Additional areas assessed and not boosted were the perineum, the soles of feet, groins, natal cleft, the medial forearms and the chin fold.

DISCUSSION

The technique used here for pediatric TSET uses a similar approach to the Stanford technique for adults being based on two sets of six large field electron beams.7 However, using six gantry positions 60° apart, it was possible to treat a pediatric patient in supine position. By extending the SSD using a different couch position for each beam and employing two sets of fields 60 cm apart, it is possible to treat patients up to a body height of approximately 1 m. The field size chosen (36 × 36 cm2) was based on our technique for adults and could be modified.

In vivo dosimetry was found to be an essential part of the treatment approach monitoring progress and identifying opportunities to improve the dose distribution, which would have been difficult to predict with a cylindrical phantom. This has been reported by several authors for adult TSET8, 21, 22, 23 and in the present study more than 400 TLD chips have been read to ensure adequate dosimetry. The clinical situation did not allow for extensive commissioning exploring variations in patient size and shape. As such, some adjustment of the technique based on in vivo dosimetry was expected as Table 2 shows. In these modifications, we adopted a stepwise process to allow assessment of the dosimetric impact of changes made over the next fractions. Future treatments would benefit from this.

Not assessable by in vivo dosimetry are photon contamination and dose to internal critical structures such as bone. Photon contamination in the 6 MeV electron beam was assessed to be <0.5% of central axis maximum dose during commissioning. In a six field arrangement, this would limit the maximum photon dose in the centre of the patient to less than 3% of the incident dose. As many structures are closer to the skin in children than in adults, care was taken to optimize dose fall off as can be seen in Fig. 5(b). However, some dose to bone would have been inevitable but in general significantly lower than the skin dose. Shielding of hands reduced the dose in particularly thin areas where dose from both sides of the patients could contribute to internal structures.
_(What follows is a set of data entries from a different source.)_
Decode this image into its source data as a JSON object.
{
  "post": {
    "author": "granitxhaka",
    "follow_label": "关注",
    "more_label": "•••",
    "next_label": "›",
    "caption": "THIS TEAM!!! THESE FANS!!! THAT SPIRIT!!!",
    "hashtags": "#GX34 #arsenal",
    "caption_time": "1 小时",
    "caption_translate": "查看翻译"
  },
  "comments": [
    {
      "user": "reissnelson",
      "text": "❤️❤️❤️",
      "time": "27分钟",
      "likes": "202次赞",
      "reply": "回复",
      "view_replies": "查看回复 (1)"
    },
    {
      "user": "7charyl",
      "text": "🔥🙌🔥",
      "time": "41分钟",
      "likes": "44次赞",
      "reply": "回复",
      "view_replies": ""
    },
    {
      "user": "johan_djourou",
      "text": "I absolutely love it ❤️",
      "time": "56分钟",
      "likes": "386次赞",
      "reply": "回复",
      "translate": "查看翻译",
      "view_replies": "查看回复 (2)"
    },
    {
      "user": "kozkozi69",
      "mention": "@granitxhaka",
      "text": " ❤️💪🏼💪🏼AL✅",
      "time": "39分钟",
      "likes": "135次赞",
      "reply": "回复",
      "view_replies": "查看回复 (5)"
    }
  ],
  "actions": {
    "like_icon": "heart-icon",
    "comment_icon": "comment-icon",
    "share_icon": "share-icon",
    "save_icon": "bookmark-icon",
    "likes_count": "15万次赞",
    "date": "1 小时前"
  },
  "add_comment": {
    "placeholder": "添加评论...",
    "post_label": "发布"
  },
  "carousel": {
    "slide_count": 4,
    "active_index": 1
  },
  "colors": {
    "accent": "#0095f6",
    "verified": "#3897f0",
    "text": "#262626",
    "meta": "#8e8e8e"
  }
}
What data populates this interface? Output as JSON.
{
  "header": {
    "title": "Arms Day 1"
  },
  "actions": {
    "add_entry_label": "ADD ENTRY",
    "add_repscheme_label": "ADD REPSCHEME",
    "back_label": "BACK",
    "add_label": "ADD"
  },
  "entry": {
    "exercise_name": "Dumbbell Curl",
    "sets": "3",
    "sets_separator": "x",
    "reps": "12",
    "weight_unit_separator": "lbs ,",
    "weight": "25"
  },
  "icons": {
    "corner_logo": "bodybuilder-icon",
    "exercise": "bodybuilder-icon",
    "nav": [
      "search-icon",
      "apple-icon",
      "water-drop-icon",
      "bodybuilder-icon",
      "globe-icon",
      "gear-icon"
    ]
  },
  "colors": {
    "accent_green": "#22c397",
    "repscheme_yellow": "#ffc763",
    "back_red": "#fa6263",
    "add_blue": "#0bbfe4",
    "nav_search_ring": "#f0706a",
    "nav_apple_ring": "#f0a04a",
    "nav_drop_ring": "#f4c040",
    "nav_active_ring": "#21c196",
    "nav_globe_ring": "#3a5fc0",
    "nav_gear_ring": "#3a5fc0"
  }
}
The average dose measured in areas that were neither shielded nor considered for boost was 3% below the prescription dose (1.45 vs 1.5 Gy). However, even with attempts to improve the dose distribution based on in vivo dosimetry, homogenous dose distribution was difficult to achieve and dose variations exceeding 20% of the given dose can be expected. In particular, the dose to the back of the patients was lower than expected as shown in Table 1. As can be seen in Fig. 4, the low dose was not expected from a cylindrical phantom measurement. The position of the couch rails was adjusted to minimize their impact on dose, however, a shadowing effect may remain which would be different in patient and phantom due to different shape and Mylar support sag. The dose achieved by lowering the couch was deemed clinically acceptable.

On the other hand, the results presented here are likely to overestimate the dose inhomogeneity as the measurement locations were chosen to identify areas that were suspected to be high (eg, shoulders) or low (eg, inner thighs) doses. Compared to adult TSET, the variations were expected to be larger as the SSD is shorter thereby increasing the impact of surface contour variations. In addition to this, the need for a patient support structure introduces additional scatter and shadowing, which will be reflected in additional dose variation.

‘Although extensive commissioning is required, this treatment technique using a conventional linear accelerator can be delivered in a time slot of 1.75‐2 h for each fraction including time for setup, anesthetics, couch movements, and in vivo dosimetry.

CONCLUSION

Total skin electron therapy can be delivered to pediatric patients in supine position under general anesthetics using a conventional linear accelerator with a customized patient support. The treatment technique described here allows treatment of the whole skin of a young patient with acceptable dose accuracy but limited dose homogeneity. A considerable amount of work is required to commission the technique and in vivo dosimetry can inform personalization as required.

CONFLICT OF INTEREST

None of the authors have any conflicts of interest to declare.